La madre de Fructuoso Rodríguez, presente en la funeraria, gritaba
desesperada: «¡Que no maten a nadie más, que no maten a nadie más!»,
sin poder sospechar que su hijo sería asesinado apenas un mes después.
Sobre las seis de la tarde del propio día 14 se autorizó la salida del
cortejo rumbo hacia Cárdenas. Con estas demoras, el régimen batistiano
trataba de evitar que los funerales de José Antonio se convirtieran en
una manifestación popular de protesta y dolor. Así, dispuso que solo
el auto en que viajarían los padres, llegados a La Habana el propio
día 13, acompañara al coche fúnebre a la salida de la casa mortuoria.
El resto del cortejo, conformado por siete vehículos, debía esperarlo
en la Calzada de Managua. Otra condición había sido impuesta de
antemano por la dictadura. José Antonio sería llevado directamente al
cementerio de Cárdenas. Sus restos no podrían ser velados en la ciudad
que lo había visto nacer y crecer.
El cortejo fue detenido y los automóviles registrados en varias
ocasiones durante el trayecto. En Boca de Camarioca, el coche fúnebre
y el auto donde viajaba la familia de José Antonio fueron separados
del resto de la comitiva, a la que se le indicó que los esperara
después de Peñas Altas, y a la entrada de Cárdenas se ordenó a la
comitiva aguardar en el cementerio la llegada del cadáver.
Era ya de noche y la necrópolis, más que un cementerio parecía un
campamento militar rodeado de policías, agentes del Servicio de
Inteligencia Militar, chivatos y militares vestidos de paisano. Ante
las rejas cerradas del camposanto, el capitán Alzugarai, jefe de la
Policía de la zona —fusilado por sus crímenes tras el triunfo de la
Revolución—, detuvo el cortejo. Una vez aparcados los vehículos hizo
que encendieran las luces interiores, a fin de verles las caras a los
que estaban dentro e hizo anotar las matrículas de los automóviles.
Se abrieron las rejas y penetró el carro fúnebre seguido de unas pocas
personas que fueron sometidas entonces a un registro humillante. Como
Guiteras, José Antonio Echeverría fue inhumado de prisa, a la luz de
los faros del coche fúnebre y unos pocos faroles conseguidos por
Rigoberto Febles, administrador del cementerio.

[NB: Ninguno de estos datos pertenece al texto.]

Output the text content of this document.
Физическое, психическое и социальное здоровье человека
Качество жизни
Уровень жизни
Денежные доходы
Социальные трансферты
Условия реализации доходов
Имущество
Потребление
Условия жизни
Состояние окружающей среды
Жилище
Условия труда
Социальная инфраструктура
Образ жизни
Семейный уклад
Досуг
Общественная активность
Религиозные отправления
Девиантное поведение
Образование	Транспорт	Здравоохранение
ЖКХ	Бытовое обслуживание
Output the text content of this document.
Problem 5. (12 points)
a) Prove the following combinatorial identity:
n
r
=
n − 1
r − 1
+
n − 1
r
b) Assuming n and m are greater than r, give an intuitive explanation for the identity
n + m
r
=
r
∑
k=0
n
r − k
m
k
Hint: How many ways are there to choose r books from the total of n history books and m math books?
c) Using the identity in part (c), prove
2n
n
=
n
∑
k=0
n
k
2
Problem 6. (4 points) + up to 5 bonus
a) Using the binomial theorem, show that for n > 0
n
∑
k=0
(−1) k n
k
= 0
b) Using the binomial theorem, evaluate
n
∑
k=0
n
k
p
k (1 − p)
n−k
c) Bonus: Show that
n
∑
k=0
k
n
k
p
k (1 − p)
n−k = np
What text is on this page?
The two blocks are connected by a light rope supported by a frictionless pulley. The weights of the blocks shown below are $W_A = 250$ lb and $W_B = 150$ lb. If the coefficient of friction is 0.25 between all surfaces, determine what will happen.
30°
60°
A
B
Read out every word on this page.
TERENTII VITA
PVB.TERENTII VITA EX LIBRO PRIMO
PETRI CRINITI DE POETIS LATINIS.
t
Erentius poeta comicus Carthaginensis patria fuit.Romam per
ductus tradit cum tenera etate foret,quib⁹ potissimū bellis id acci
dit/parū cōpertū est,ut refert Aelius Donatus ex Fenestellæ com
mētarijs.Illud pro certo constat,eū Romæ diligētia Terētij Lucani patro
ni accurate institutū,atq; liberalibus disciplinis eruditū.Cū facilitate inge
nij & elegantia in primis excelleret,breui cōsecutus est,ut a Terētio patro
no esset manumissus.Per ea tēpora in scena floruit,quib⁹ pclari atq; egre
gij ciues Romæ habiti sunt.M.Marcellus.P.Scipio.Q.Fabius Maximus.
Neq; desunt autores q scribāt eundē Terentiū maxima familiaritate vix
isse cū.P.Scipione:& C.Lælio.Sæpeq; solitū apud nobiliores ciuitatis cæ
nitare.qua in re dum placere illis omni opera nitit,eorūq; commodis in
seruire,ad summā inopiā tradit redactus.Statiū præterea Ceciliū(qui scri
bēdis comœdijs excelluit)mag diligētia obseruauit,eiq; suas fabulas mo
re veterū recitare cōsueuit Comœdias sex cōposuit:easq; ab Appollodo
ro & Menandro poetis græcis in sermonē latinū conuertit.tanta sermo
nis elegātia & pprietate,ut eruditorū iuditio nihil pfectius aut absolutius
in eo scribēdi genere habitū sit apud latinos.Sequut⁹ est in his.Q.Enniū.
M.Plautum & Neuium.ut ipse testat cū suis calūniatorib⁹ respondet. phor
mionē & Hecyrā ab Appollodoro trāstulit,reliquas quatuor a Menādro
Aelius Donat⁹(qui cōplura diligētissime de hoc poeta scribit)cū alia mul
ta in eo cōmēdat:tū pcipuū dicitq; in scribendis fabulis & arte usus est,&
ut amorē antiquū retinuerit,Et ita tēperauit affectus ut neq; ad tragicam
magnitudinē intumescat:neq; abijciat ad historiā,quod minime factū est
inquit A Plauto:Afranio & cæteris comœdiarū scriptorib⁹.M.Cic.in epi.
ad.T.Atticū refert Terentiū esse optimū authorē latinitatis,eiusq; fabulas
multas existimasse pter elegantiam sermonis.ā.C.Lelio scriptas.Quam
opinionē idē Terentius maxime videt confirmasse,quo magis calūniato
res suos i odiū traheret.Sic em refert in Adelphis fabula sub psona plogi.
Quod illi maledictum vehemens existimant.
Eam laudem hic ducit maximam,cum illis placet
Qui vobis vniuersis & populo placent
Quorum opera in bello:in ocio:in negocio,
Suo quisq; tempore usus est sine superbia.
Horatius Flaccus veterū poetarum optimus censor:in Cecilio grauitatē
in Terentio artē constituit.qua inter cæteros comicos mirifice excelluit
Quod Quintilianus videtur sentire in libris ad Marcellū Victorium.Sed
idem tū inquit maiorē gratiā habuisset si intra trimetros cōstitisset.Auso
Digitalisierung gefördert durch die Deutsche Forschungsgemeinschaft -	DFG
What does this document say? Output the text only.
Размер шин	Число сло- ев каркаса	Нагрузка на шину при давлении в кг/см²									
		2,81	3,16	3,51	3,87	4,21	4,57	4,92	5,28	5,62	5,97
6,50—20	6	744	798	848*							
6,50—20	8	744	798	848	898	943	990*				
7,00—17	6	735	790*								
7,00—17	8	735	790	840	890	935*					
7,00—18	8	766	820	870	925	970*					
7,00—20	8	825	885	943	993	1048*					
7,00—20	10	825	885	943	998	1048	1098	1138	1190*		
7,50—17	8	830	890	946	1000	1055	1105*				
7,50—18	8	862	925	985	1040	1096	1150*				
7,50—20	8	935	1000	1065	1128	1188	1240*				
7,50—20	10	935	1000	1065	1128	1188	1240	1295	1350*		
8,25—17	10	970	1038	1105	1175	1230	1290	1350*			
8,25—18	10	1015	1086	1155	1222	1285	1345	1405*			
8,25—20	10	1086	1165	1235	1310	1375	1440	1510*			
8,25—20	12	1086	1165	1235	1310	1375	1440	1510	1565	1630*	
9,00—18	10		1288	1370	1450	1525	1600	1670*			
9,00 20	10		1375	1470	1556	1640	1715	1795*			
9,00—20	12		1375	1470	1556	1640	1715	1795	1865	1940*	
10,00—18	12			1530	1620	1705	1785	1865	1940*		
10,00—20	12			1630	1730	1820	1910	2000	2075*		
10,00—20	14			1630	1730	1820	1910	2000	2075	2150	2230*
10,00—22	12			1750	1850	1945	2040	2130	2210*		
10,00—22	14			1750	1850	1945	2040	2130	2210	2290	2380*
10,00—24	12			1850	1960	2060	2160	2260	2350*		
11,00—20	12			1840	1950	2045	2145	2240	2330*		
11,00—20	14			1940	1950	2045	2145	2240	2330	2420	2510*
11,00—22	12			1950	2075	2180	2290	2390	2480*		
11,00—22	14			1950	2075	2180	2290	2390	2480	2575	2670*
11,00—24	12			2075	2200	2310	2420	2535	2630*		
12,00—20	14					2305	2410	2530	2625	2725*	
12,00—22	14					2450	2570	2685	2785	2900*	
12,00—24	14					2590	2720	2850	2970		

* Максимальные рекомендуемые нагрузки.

La revolución llegará al poder
En el primer aniversario de su muerte, amigos y seguidores del líder
estudiantil reunieron el dinero necesario para costear un libro-lápida
que sería colocado sobre la tumba. No tardaría en ser destruido por la
policía batistiana.
Meses más tarde, en enero de 1959, en su traslado hacia la capital del
país, el Comandante en Jefe Fidel Castro, al frente de la Caravana de
la Libertad, se salió del recorrido previsto a lo largo de la
Carretera Central y entró en Cárdenas para, en el cementerio, rendir
tributo al valiente revolucionario que en 1956 había firmado junto a
él la Carta de México.
Dice en el referido documento:
«Que la Revolución llegará al poder libre de compromisos e intereses
para servir a Cuba en un programa de justicia social, de libertad y
democracia, de respeto a las leyes justas y de reconocimiento a la
dignidad plena de todos los cubanos, sin odios mezquinos para nadie, y
los que la dirigimos, dispuestos a poner por delante el sacrificio de
nuestras vidas, en prenda de nuestras limpias intenciones».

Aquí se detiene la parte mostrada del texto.